Si vous êtes tête en l’air comme moi et que vous voulez en profiter pour regarder les bâtiments et toutes ces belles choses qui font de la France un si joli pays, je vous souhaite de marcher dans la merde, mais du pied gauche (il paraît que ça porte bonheur). Des merdes de chien, il y en a en masse PARTOUT! Je peux vous dire que j’ai failli avoir des accidents diplomatiques avec mes chaussures plus d’une fois!
Avez-vous l’habitude d’avoir un bon service (ou on dira un service qui n’est pas trop mal) au restaurant. Et bien en France il n’y a pas de pourboire, donc si on est mal servi c’est correct! Quand la serveuse a fait répéter ma mère, car elle n’avait pas entendu sa commande avec un fort QUOIIIII? et que l’on avait l’impression que prendre une commande ne faisait pas partie de sa job… Je me demandais pourquoi elle travaillait là. J’avoue que l’on n’a pas eu de chance et que les autres serveurs étaient très gentils et qu’il m’est arrivé d’avoir un mauvais service au Canada, mais on n’a même pas la satisfaction de ne pas laisser de pourboire (on l’a, mais vu que ça n’a fait pas partie du salaire du serveur comme au Canda, ce n’est pas la même chose)!
Je n’avais également plus l’habitude de me faire appeler Monsieur chaque fois que j’allais dans un magasin ou que je parlais à quelqu’un. Ce n’est pas grand-chose, mais ça ne m’est pas arrivé souvent en un an au Québec. C’est un peu comme quand des gars que je connaissais à peine m’ont fait la bise lors de la fête du Nouvel An. Quand on n’a plus l’habitude, ça fait un peu bizarre au début. Ce qui est drôle, c’est qu’au Canada faire une accolade est considéré moins “personnel” que de faire la bise, alors que je trouve qu’en faisant la bise on touche moins la personne qu’en faisait l’accolade.

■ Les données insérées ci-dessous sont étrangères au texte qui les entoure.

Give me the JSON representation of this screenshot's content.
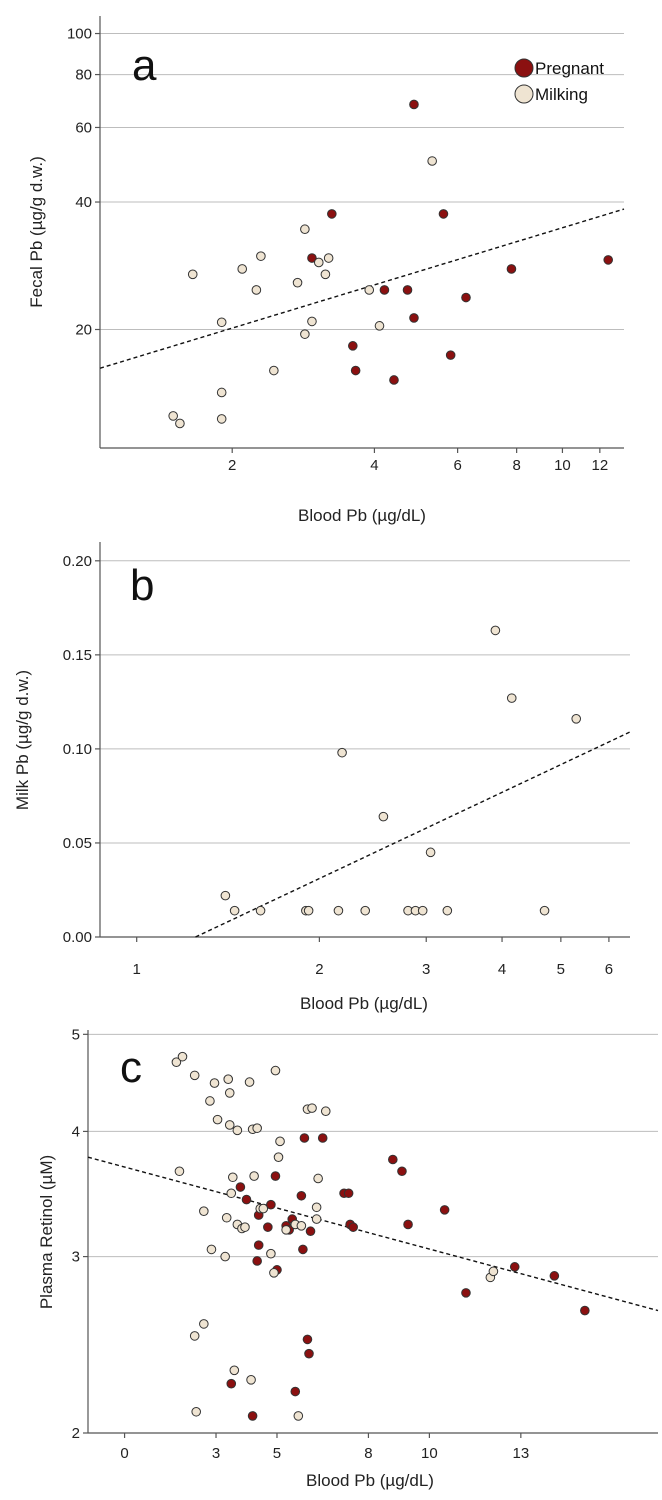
{
  "colors": {
    "pregnant": "#8b1010",
    "milking": "#efe4d2",
    "marker_stroke": "#333333"
  },
  "legend": {
    "placement": "top-right",
    "items": [
      "Pregnant",
      "Milking"
    ]
  },
  "chart_data": [
    {
      "type": "scatter",
      "panel": "a",
      "xlabel": "Blood Pb (µg/dL)",
      "ylabel": "Fecal Pb (µg/g d.w.)",
      "xscale": "log",
      "yscale": "log",
      "xlim": [
        1.05,
        13.5
      ],
      "ylim": [
        10.5,
        110
      ],
      "xticks": [
        2,
        4,
        6,
        8,
        10,
        12
      ],
      "yticks": [
        20,
        40,
        60,
        80,
        100
      ],
      "trend": {
        "style": "dashed",
        "from": [
          1.05,
          16.2
        ],
        "to": [
          13.5,
          38.5
        ]
      },
      "series": [
        {
          "name": "Pregnant",
          "points": [
            [
              2.95,
              29.5
            ],
            [
              3.25,
              37.5
            ],
            [
              3.6,
              18.3
            ],
            [
              3.65,
              16.0
            ],
            [
              4.2,
              24.8
            ],
            [
              4.4,
              15.2
            ],
            [
              4.7,
              24.8
            ],
            [
              4.85,
              21.3
            ],
            [
              4.85,
              68.0
            ],
            [
              5.6,
              37.5
            ],
            [
              5.8,
              17.4
            ],
            [
              6.25,
              23.8
            ],
            [
              7.8,
              27.8
            ],
            [
              12.5,
              29.2
            ]
          ]
        },
        {
          "name": "Milking",
          "points": [
            [
              1.5,
              12.5
            ],
            [
              1.55,
              12.0
            ],
            [
              1.65,
              27.0
            ],
            [
              1.9,
              12.3
            ],
            [
              1.9,
              14.2
            ],
            [
              1.9,
              20.8
            ],
            [
              2.1,
              27.8
            ],
            [
              2.25,
              24.8
            ],
            [
              2.3,
              29.8
            ],
            [
              2.45,
              16.0
            ],
            [
              2.75,
              25.8
            ],
            [
              2.85,
              19.5
            ],
            [
              2.85,
              34.5
            ],
            [
              2.95,
              20.9
            ],
            [
              3.05,
              28.8
            ],
            [
              3.15,
              27.0
            ],
            [
              3.2,
              29.5
            ],
            [
              3.9,
              24.8
            ],
            [
              4.1,
              20.4
            ],
            [
              5.3,
              50.0
            ]
          ]
        }
      ]
    },
    {
      "type": "scatter",
      "panel": "b",
      "xlabel": "Blood Pb (µg/dL)",
      "ylabel": "Milk Pb (µg/g d.w.)",
      "xscale": "log",
      "yscale": "linear",
      "xlim": [
        0.87,
        6.5
      ],
      "ylim": [
        0,
        0.21
      ],
      "xticks": [
        1,
        2,
        3,
        4,
        5,
        6
      ],
      "yticks": [
        "0.00",
        "0.05",
        "0.10",
        "0.15",
        "0.20"
      ],
      "trend": {
        "style": "dashed",
        "from": [
          1.25,
          0
        ],
        "to": [
          6.5,
          0.109
        ]
      },
      "series": [
        {
          "name": "Milking",
          "points": [
            [
              1.4,
              0.022
            ],
            [
              1.45,
              0.014
            ],
            [
              1.6,
              0.014
            ],
            [
              1.9,
              0.014
            ],
            [
              1.92,
              0.014
            ],
            [
              2.15,
              0.014
            ],
            [
              2.18,
              0.098
            ],
            [
              2.38,
              0.014
            ],
            [
              2.55,
              0.064
            ],
            [
              2.8,
              0.014
            ],
            [
              2.88,
              0.014
            ],
            [
              2.96,
              0.014
            ],
            [
              3.05,
              0.045
            ],
            [
              3.25,
              0.014
            ],
            [
              3.9,
              0.163
            ],
            [
              4.15,
              0.127
            ],
            [
              4.7,
              0.014
            ],
            [
              5.3,
              0.116
            ]
          ]
        }
      ]
    },
    {
      "type": "scatter",
      "panel": "c",
      "xlabel": "Blood Pb (µg/dL)",
      "ylabel": "Plasma Retinol (µM)",
      "xscale": "linear",
      "yscale": "log",
      "xlim": [
        -1.2,
        17.5
      ],
      "ylim": [
        2.0,
        5.05
      ],
      "xticks": [
        0,
        3,
        5,
        8,
        10,
        13
      ],
      "yticks": [
        2,
        3,
        4,
        5
      ],
      "trend": {
        "style": "dashed",
        "from": [
          -1.2,
          3.77
        ],
        "to": [
          17.5,
          2.65
        ]
      },
      "series": [
        {
          "name": "Pregnant",
          "points": [
            [
              3.5,
              2.24
            ],
            [
              3.8,
              3.52
            ],
            [
              4.0,
              3.42
            ],
            [
              4.2,
              2.08
            ],
            [
              4.35,
              2.97
            ],
            [
              4.4,
              3.08
            ],
            [
              4.4,
              3.3
            ],
            [
              4.7,
              3.21
            ],
            [
              4.8,
              3.38
            ],
            [
              4.95,
              3.61
            ],
            [
              5.0,
              2.91
            ],
            [
              5.3,
              3.22
            ],
            [
              5.4,
              3.19
            ],
            [
              5.5,
              3.27
            ],
            [
              5.6,
              2.2
            ],
            [
              5.8,
              3.45
            ],
            [
              5.85,
              3.05
            ],
            [
              5.9,
              3.94
            ],
            [
              6.0,
              2.48
            ],
            [
              6.05,
              2.4
            ],
            [
              6.1,
              3.18
            ],
            [
              6.5,
              3.94
            ],
            [
              7.2,
              3.47
            ],
            [
              7.35,
              3.47
            ],
            [
              7.4,
              3.23
            ],
            [
              7.5,
              3.21
            ],
            [
              8.8,
              3.75
            ],
            [
              9.1,
              3.65
            ],
            [
              9.3,
              3.23
            ],
            [
              10.5,
              3.34
            ],
            [
              11.2,
              2.76
            ],
            [
              12.8,
              2.93
            ],
            [
              14.1,
              2.87
            ],
            [
              15.1,
              2.65
            ]
          ]
        },
        {
          "name": "Milking",
          "points": [
            [
              1.7,
              4.69
            ],
            [
              1.8,
              3.65
            ],
            [
              1.9,
              4.75
            ],
            [
              2.3,
              4.55
            ],
            [
              2.3,
              2.5
            ],
            [
              2.35,
              2.1
            ],
            [
              2.6,
              3.33
            ],
            [
              2.6,
              2.57
            ],
            [
              2.8,
              4.29
            ],
            [
              2.85,
              3.05
            ],
            [
              2.95,
              4.47
            ],
            [
              3.05,
              4.11
            ],
            [
              3.3,
              3.0
            ],
            [
              3.35,
              3.28
            ],
            [
              3.4,
              4.51
            ],
            [
              3.45,
              4.37
            ],
            [
              3.45,
              4.06
            ],
            [
              3.5,
              3.47
            ],
            [
              3.55,
              3.6
            ],
            [
              3.6,
              2.31
            ],
            [
              3.7,
              4.01
            ],
            [
              3.7,
              3.23
            ],
            [
              3.85,
              3.2
            ],
            [
              3.95,
              3.21
            ],
            [
              4.1,
              4.48
            ],
            [
              4.15,
              2.26
            ],
            [
              4.2,
              4.02
            ],
            [
              4.25,
              3.61
            ],
            [
              4.35,
              4.03
            ],
            [
              4.45,
              3.35
            ],
            [
              4.55,
              3.35
            ],
            [
              4.8,
              3.02
            ],
            [
              4.9,
              2.89
            ],
            [
              4.95,
              4.6
            ],
            [
              5.05,
              3.77
            ],
            [
              5.1,
              3.91
            ],
            [
              5.3,
              3.19
            ],
            [
              5.6,
              3.23
            ],
            [
              5.7,
              2.08
            ],
            [
              5.8,
              3.22
            ],
            [
              6.0,
              4.21
            ],
            [
              6.15,
              4.22
            ],
            [
              6.3,
              3.36
            ],
            [
              6.3,
              3.27
            ],
            [
              6.35,
              3.59
            ],
            [
              6.6,
              4.19
            ],
            [
              12.0,
              2.86
            ],
            [
              12.1,
              2.9
            ]
          ]
        }
      ]
    }
  ]
}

Toutes ces petites choses ont l’air niaiseuses une à une, mais prises ensemble ça donne un sentiment assez agréable. On retourne chez soi pour se rendre compte qu’il y a plein de choses dont on n’a plus l’habitude. On se dit que finalement on ne s’est pas si mal adapté à son pays d’accueil et que n’importe où l’on va, il y a toujours des choses pour nous surprendre… même dans son pays d’origine.
Benoît – Français canadien ou Canadien français?